Microbial roles in sodium detoxification and silicon bioavailability for improved soil quality and plant tolerance and productivity

Global agricultural output is severely hampered by soil salinity and abiotic factors including sodium (Na⁺) toxicity. Recent studies have highlighted the importance of helpful bacteria in reducing these pressures. In order to increase soil quality and plant production, this review focuses on two particular microorganisms, Arthrobacter sp. and Bacillus mucilaginosus, and their processes for improving silicon (Si) bioavailability and detoxifying sodium. Arthrobacter sp. is well-known for its capacity to break down organic compounds and generate biosurfactants that change the chemistry of soil and lessen the build-up of salt. This bacterium improves water infiltration, aeration, and soil aggregation—all of which are essential for reducing sodium toxicity. Arthrobacter sp. also produces organic acids that chelate sodium ions, keeping them from being absorbed by plant roots and lessening their harmful effects. Conversely, Bacillus mucilaginosus is excellent at solubilizing silicon compounds, increasing its accessibility for plants. It generates the organic acids and enzymes needed to decompose silicate minerals and release soluble silicon into the soil.

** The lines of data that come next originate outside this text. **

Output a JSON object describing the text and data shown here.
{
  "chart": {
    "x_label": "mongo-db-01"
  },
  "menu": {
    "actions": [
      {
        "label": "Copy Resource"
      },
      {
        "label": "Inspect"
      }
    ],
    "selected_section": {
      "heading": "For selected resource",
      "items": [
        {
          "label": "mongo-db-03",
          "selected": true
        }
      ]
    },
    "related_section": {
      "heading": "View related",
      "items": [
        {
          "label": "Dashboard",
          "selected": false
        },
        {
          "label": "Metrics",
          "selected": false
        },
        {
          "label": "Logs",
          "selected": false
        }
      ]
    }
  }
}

Plants with higher Si absorption are more resilient to abiotic stressors such as drought, salinity, and heavy metal toxicity, which promotes better growth and less damage from stress. Using Arthrobacter sp. and Bacillus mucilaginosus in tandem offers a viable way to improve crop productivity and soil quality. These microbial treatments have been shown in field experiments to increase crop yields in saline areas, supporting sustainable farming methods. Clarifying the molecular mechanisms underlying these bacteria's actions, such as the function of organic acids and microbial enzymes in mineral solubilization and the control of stress-related genes in plants, should be the main goal of future research. An eco-friendly way to counteract the negative effects of salt and other abiotic stresses on crops is to create microbial consortia that combine the advantages of different beneficial bacteria. This could further improve soil health and agricultural resilience.